Am Rande erfährt man noch einige Hintergründe über die hübsche Frankie (Laura Vandervoort trägt erstaunlich süße Gesichtsausdrücke mit sich rum) und dem Verhältnis zu Manager Reno, versucht es mit einem Running Gag beim desinteressierten Bewährungshelfer und strandet letztlich mit kleineren Twists, denn dafür ist der Kosmos der Handlung doch zu begrenzt, um etwaige Zufälle plausibel erscheinen zu lassen.
Die Action wurde demgegenüber recht ordentlich und manchmal auch blutig in Szene gesetzt, allerdings dominieren fast ausschließlich Boxen und Ringen in den Arenen, da die Teilnehmer eher gewichtig, aber nicht sonderlich beweglich erscheinen.
Die Auswahl verschiedener Austragungsorte und größtenteils markanter Kontrahenten liefert zwar ein wenig Abwechslung, doch im Endeffekt hätte ein wenig mehr Action vorherrschen dürfen.
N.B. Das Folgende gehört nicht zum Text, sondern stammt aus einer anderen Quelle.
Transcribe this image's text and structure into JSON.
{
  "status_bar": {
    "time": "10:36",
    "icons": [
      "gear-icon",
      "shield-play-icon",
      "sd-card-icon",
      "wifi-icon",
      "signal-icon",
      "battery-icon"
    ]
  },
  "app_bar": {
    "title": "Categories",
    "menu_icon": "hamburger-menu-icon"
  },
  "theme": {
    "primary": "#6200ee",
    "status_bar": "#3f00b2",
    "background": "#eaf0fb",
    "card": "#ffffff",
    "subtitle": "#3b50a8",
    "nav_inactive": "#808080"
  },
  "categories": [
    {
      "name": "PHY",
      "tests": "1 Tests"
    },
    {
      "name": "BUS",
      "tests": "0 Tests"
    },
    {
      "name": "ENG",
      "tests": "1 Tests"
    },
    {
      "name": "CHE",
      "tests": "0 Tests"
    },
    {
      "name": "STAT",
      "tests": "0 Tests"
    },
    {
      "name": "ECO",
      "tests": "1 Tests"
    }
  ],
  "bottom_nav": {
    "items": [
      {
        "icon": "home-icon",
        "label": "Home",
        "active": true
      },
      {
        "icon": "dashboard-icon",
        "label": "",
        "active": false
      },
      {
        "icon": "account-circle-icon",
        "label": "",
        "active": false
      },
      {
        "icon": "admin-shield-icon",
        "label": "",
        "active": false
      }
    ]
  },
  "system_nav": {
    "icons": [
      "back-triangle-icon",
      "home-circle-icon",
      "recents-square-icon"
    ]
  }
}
So kommen besonders im Mittelteil einige Längen durch Dialoglast auf, zumal Austin nicht viel mehr bringt, als ein zaghaft verschmitztes Lächeln und auch die übrigen Mimen zählen nicht gerade zu den großen Künstlern auf der Leinwand.
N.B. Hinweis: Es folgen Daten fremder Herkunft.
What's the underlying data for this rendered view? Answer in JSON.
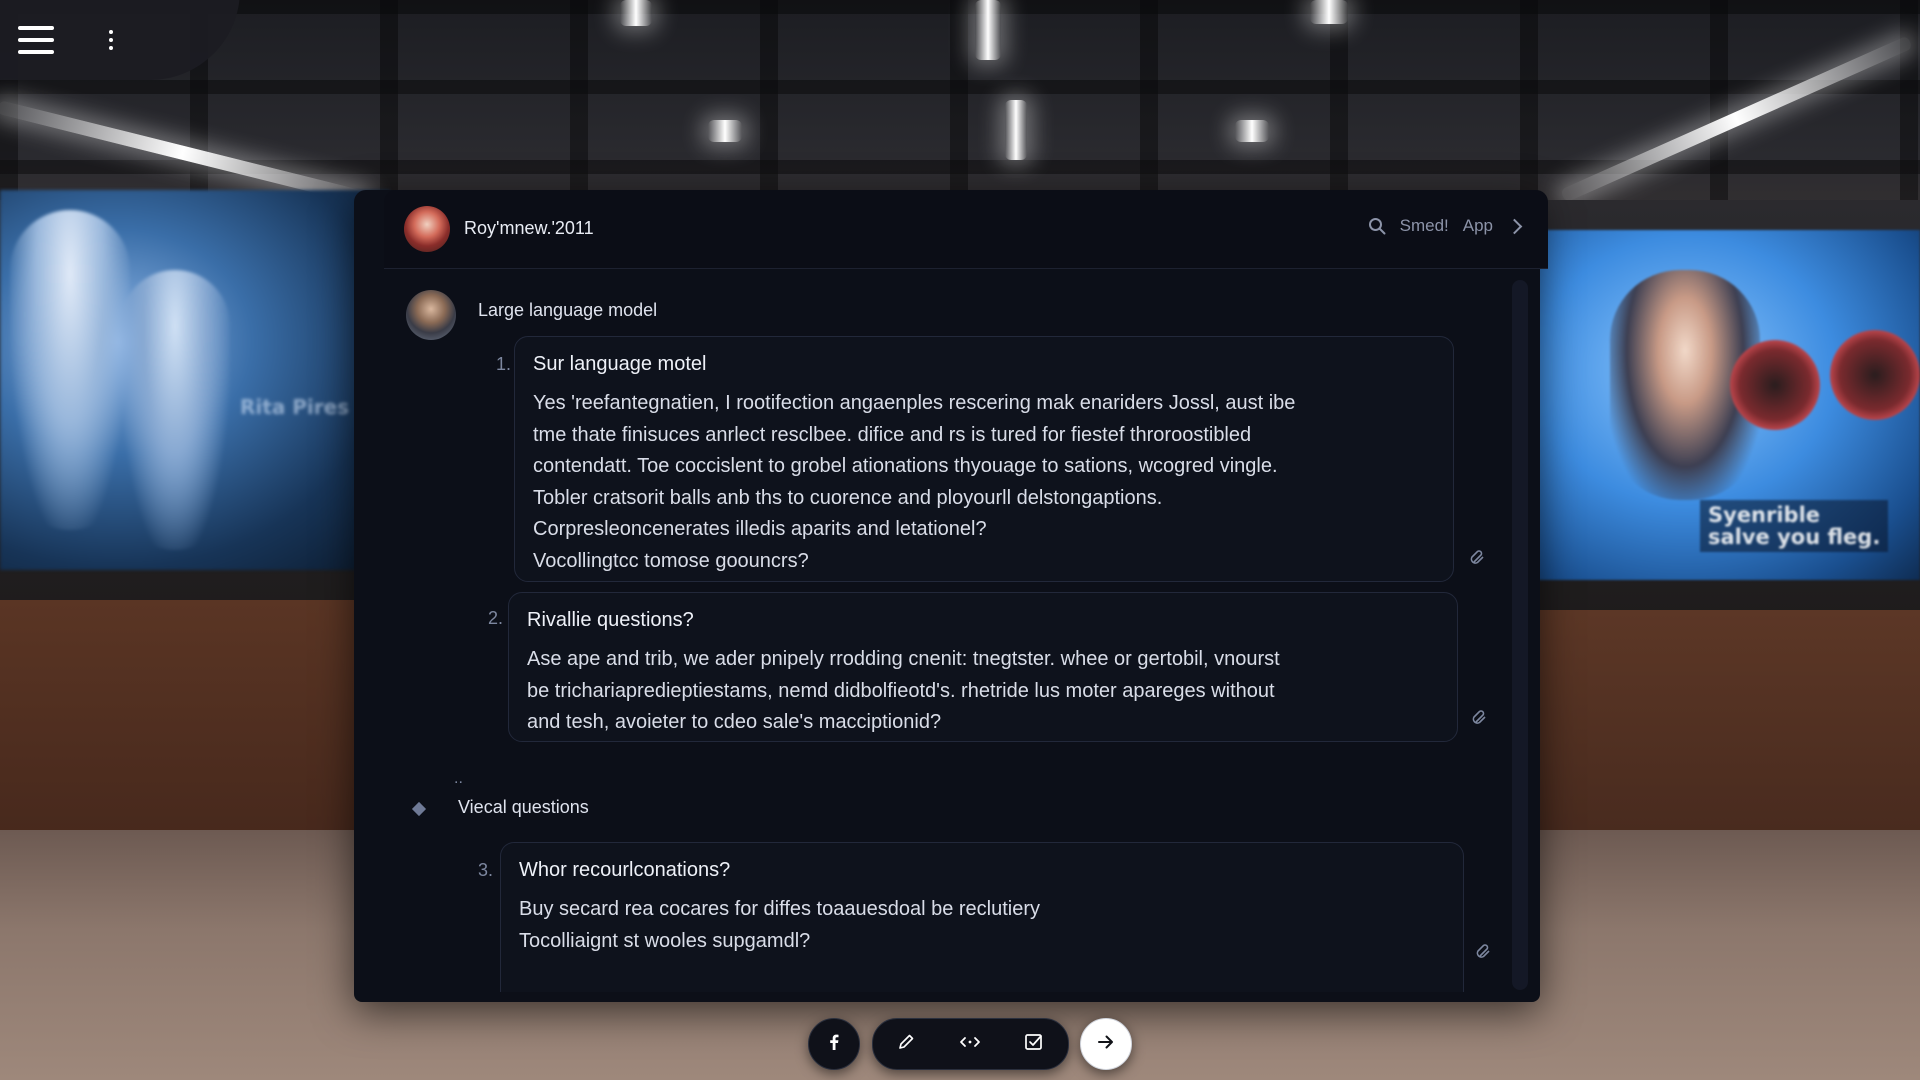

Folglich laufen einige als betont emotional aufgezogene Szenen eher ins Leere oder driften ins Kitschige ab, besonders gegen Ende wird es relativ schmalzig, da jeder dem stillen Samariter John seine Geschichte erzählen will, während man etwas zu lange auf den Final Fight wartet.
Es geht also ums große Geld, gleichzeitig um Schulden, um Vergebung und Nächstenliebe und nebenher wird auch noch ganz ordentlich zugeschlagen.
Die Grundkonstellation hält zwar keinerlei Überraschungen parat, bietet ausgleichend aber genügend sympathische Ansätze, um nicht frühzeitig das Interesse am Geschehen zu verlieren.
Nichts Spektakuläres für Kampfsportfreunde, sondern eher ein netter Weichspüler bekannter Machart, mit einer Menge drumherum und Mitfiebern auf Sparflamme.